A log analysis module 31, configured to analyze each log file to obtain log information of each corresponding log file; and the log information is used for judging whether all log information is normal or not, if so, all service systems are determined to be normal, and otherwise, the service system corresponding to the abnormal log information is abnormal.
In the system for monitoring a service system provided by this embodiment, the log collection module collects log files of each service system, and the log analysis module analyzes each log file to obtain log information of each corresponding log file; judging whether all log information is normal or not; if so, determining that all the service systems are normal, otherwise, determining that the service system corresponding to the abnormal log information is abnormal. It can be seen that, the log collection module collects log files of each service system, the log analysis module analyzes log information of each service system, and if a service system in the monitoring range is abnormal, the service system corresponding to the abnormal log information is abnormal.

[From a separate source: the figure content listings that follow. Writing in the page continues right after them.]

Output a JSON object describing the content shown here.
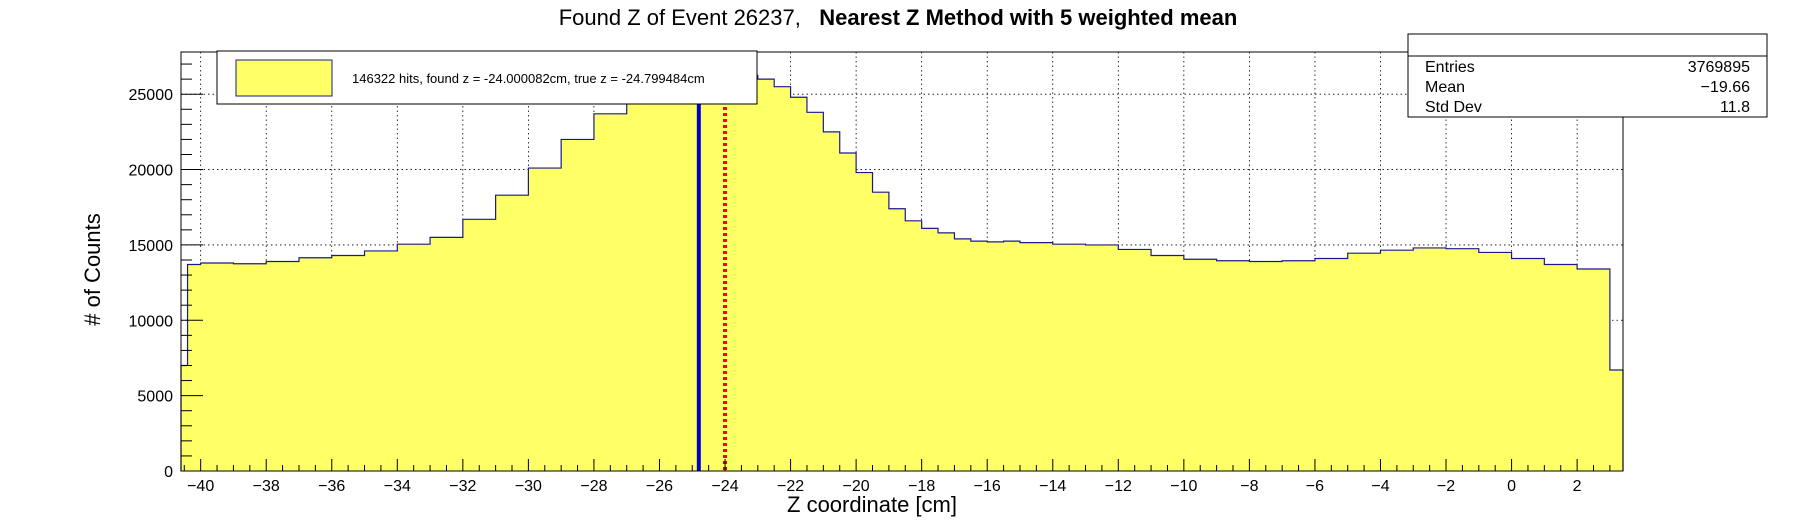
{
  "chart_data": {
    "type": "bar",
    "title_prefix": "Found Z of Event 26237,",
    "title_bold": "Nearest Z Method with 5 weighted mean",
    "xlabel": "Z coordinate [cm]",
    "ylabel": "# of Counts",
    "xlim": [
      -40.6,
      3.4
    ],
    "ylim": [
      0,
      27800
    ],
    "x_ticks": [
      -40,
      -38,
      -36,
      -34,
      -32,
      -30,
      -28,
      -26,
      -24,
      -22,
      -20,
      -18,
      -16,
      -14,
      -12,
      -10,
      -8,
      -6,
      -4,
      -2,
      0,
      2
    ],
    "y_ticks": [
      0,
      5000,
      10000,
      15000,
      20000,
      25000
    ],
    "grid": true,
    "fill_color": "#ffff66",
    "line_color": "#1a1a8c",
    "histogram": {
      "x": [
        -40.6,
        -40.4,
        -40.0,
        -39.0,
        -38.0,
        -37.0,
        -36.0,
        -35.0,
        -34.0,
        -33.0,
        -32.0,
        -31.0,
        -30.0,
        -29.0,
        -28.0,
        -27.0,
        -26.0,
        -25.5,
        -25.0,
        -24.5,
        -24.0,
        -23.5,
        -23.0,
        -22.5,
        -22.0,
        -21.5,
        -21.0,
        -20.5,
        -20.0,
        -19.5,
        -19.0,
        -18.5,
        -18.0,
        -17.5,
        -17.0,
        -16.5,
        -16.0,
        -15.5,
        -15.0,
        -14.0,
        -13.0,
        -12.0,
        -11.0,
        -10.0,
        -9.0,
        -8.0,
        -7.0,
        -6.0,
        -5.0,
        -4.0,
        -3.0,
        -2.0,
        -1.0,
        0.0,
        1.0,
        2.0,
        3.0,
        3.2,
        3.4
      ],
      "counts": [
        7000,
        13700,
        13800,
        13750,
        13900,
        14150,
        14300,
        14600,
        15050,
        15500,
        16700,
        18300,
        20100,
        22000,
        23700,
        25000,
        25800,
        26100,
        26250,
        26300,
        26350,
        26250,
        26000,
        25500,
        24800,
        23800,
        22500,
        21100,
        19800,
        18500,
        17400,
        16600,
        16100,
        15800,
        15400,
        15250,
        15200,
        15250,
        15150,
        15050,
        15000,
        14700,
        14300,
        14050,
        13950,
        13900,
        13950,
        14100,
        14450,
        14650,
        14800,
        14750,
        14500,
        14100,
        13700,
        13400,
        6700,
        6700,
        0
      ]
    },
    "lines": [
      {
        "name": "true z",
        "x": -24.799484,
        "color": "#0000cc",
        "style": "solid"
      },
      {
        "name": "found z",
        "x": -24.000082,
        "color": "#ff0000",
        "style": "dotted"
      }
    ],
    "legend": {
      "position": "top-left",
      "entry": "146322 hits, found z = -24.000082cm, true z = -24.799484cm"
    },
    "stats_box": {
      "position": "top-right",
      "rows": [
        {
          "label": "Entries",
          "value": "3769895"
        },
        {
          "label": "Mean",
          "value": "−19.66"
        },
        {
          "label": "Std Dev",
          "value": "11.8"
        }
      ]
    }
  }
}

On the basis of the foregoing embodiment, in order to more accurately determine the operating status of each service system, as a preferred embodiment, the log information acquired by the log analysis module 31 is specifically the line number of the content of the log file and the update time of the log file.

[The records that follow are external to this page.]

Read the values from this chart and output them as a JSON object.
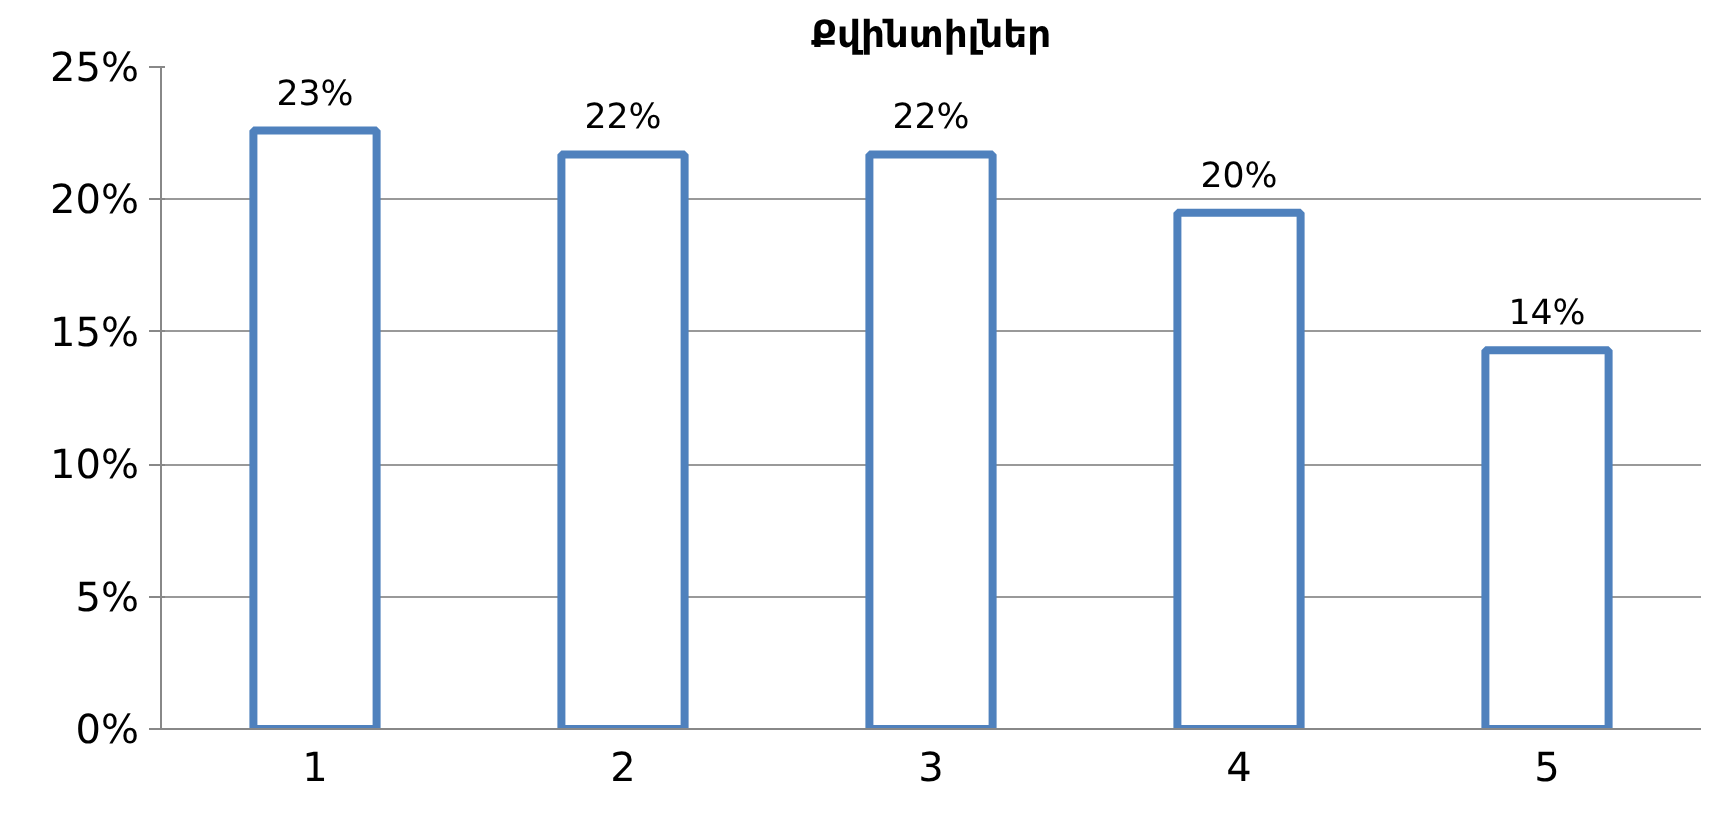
{
  "chart_data": {
    "type": "bar",
    "title": "Քվինտիլներ",
    "categories": [
      "1",
      "2",
      "3",
      "4",
      "5"
    ],
    "values": [
      22.6,
      21.7,
      21.7,
      19.5,
      14.3
    ],
    "value_labels": [
      "23%",
      "22%",
      "22%",
      "20%",
      "14%"
    ],
    "color": "#4f81bd",
    "ylim": [
      0,
      25
    ],
    "yticks": [
      {
        "value": 0,
        "label": "0%"
      },
      {
        "value": 5,
        "label": "5%"
      },
      {
        "value": 10,
        "label": "10%"
      },
      {
        "value": 15,
        "label": "15%"
      },
      {
        "value": 20,
        "label": "20%"
      },
      {
        "value": 25,
        "label": "25%"
      }
    ],
    "grid": "y"
  }
}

On the basis of the foregoing embodiment, in order to more accurately determine the working condition of each service system, as a preferred implementation, the log analysis module 31 specifically includes:
and the obtaining submodule is used for analyzing the line number and the updating time of the content of each log file obtained by each log file.
And the calculating submodule is used for calculating each updating time interval of the updating time of each log file in the current monitoring period and the updating time of each log file in the corresponding previous monitoring period, and calculating each row number increment between the row number of each log file in the current monitoring period and the row number of each log file in the corresponding previous monitoring period.

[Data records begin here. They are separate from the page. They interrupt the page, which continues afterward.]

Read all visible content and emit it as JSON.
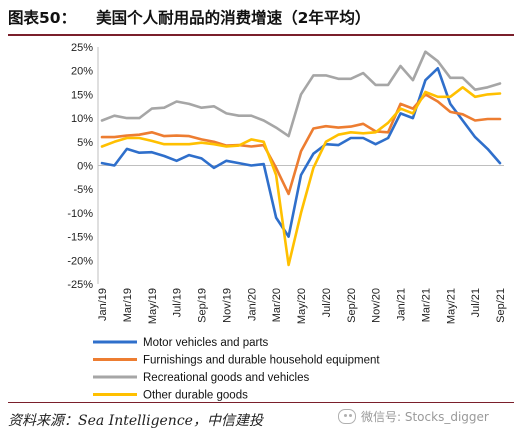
{
  "header": {
    "figure_label": "图表50：",
    "title": "美国个人耐用品的消费增速（2年平均）"
  },
  "footer": {
    "source": "资料来源：Sea Intelligence，中信建投",
    "watermark": "微信号: Stocks_digger"
  },
  "chart_data": {
    "type": "line",
    "ylim": [
      -25,
      25
    ],
    "yticks": [
      "25%",
      "20%",
      "15%",
      "10%",
      "5%",
      "0%",
      "-5%",
      "-10%",
      "-15%",
      "-20%",
      "-25%"
    ],
    "x": [
      "Jan/19",
      "Feb/19",
      "Mar/19",
      "Apr/19",
      "May/19",
      "Jun/19",
      "Jul/19",
      "Aug/19",
      "Sep/19",
      "Oct/19",
      "Nov/19",
      "Dec/19",
      "Jan/20",
      "Feb/20",
      "Mar/20",
      "Apr/20",
      "May/20",
      "Jun/20",
      "Jul/20",
      "Aug/20",
      "Sep/20",
      "Oct/20",
      "Nov/20",
      "Dec/20",
      "Jan/21",
      "Feb/21",
      "Mar/21",
      "Apr/21",
      "May/21",
      "Jun/21",
      "Jul/21",
      "Aug/21",
      "Sep/21"
    ],
    "x_tick_labels": [
      "Jan/19",
      "Mar/19",
      "May/19",
      "Jul/19",
      "Sep/19",
      "Nov/19",
      "Jan/20",
      "Mar/20",
      "May/20",
      "Jul/20",
      "Sep/20",
      "Nov/20",
      "Jan/21",
      "Mar/21",
      "May/21",
      "Jul/21",
      "Sep/21"
    ],
    "legend_placement": "bottom",
    "grid": false,
    "series": [
      {
        "name": "Motor vehicles and parts",
        "color": "#2f6fcb",
        "values": [
          0.5,
          0,
          3.5,
          2.7,
          2.8,
          2,
          1,
          2.2,
          1.5,
          -0.5,
          1,
          0.5,
          0,
          0.3,
          -11,
          -15,
          -2,
          2.5,
          4.5,
          4.3,
          5.8,
          5.8,
          4.5,
          5.8,
          11,
          10,
          18,
          20.5,
          13,
          9.5,
          6,
          3.5,
          0.5
        ]
      },
      {
        "name": "Furnishings and durable household equipment",
        "color": "#ed7d31",
        "values": [
          6,
          6,
          6.3,
          6.5,
          7,
          6.2,
          6.3,
          6.2,
          5.5,
          5,
          4.2,
          4.3,
          4,
          4.3,
          -0.5,
          -6,
          3,
          7.8,
          8.3,
          8,
          8.2,
          8.8,
          7.2,
          7,
          13,
          12,
          15,
          13.5,
          11.3,
          10.8,
          9.5,
          9.8,
          9.8
        ]
      },
      {
        "name": "Recreational goods and vehicles",
        "color": "#a6a6a6",
        "values": [
          9.5,
          10.5,
          10,
          10,
          12,
          12.2,
          13.5,
          13,
          12.2,
          12.5,
          11,
          10.5,
          10.5,
          9.5,
          8,
          6.2,
          15,
          19,
          19,
          18.3,
          18.3,
          19.5,
          17,
          17,
          21,
          18,
          24,
          22,
          18.5,
          18.5,
          16,
          16.5,
          17.3
        ]
      },
      {
        "name": "Other durable goods",
        "color": "#ffc000",
        "values": [
          4,
          5,
          5.8,
          5.8,
          5.2,
          4.5,
          4.5,
          4.5,
          4.8,
          4.5,
          4,
          4.2,
          5.5,
          5,
          -2,
          -21,
          -10,
          -0.5,
          5,
          6.5,
          7,
          6.8,
          7,
          9,
          12,
          11,
          15.5,
          14.5,
          14.5,
          16.5,
          14.5,
          15,
          15.2
        ]
      }
    ]
  }
}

And the analysis submodule is used for determining that all log information is normal and all service systems are normal if all the updating time intervals are larger than the updating time interval threshold and all the row number increments are larger than the row number increment threshold, and determining that the log information of the log file is abnormal if the updating time interval of the log file is smaller than or equal to the updating time interval threshold or the row number increments are smaller than or equal to the row number increment threshold, so that the service system corresponding to the log information is abnormal.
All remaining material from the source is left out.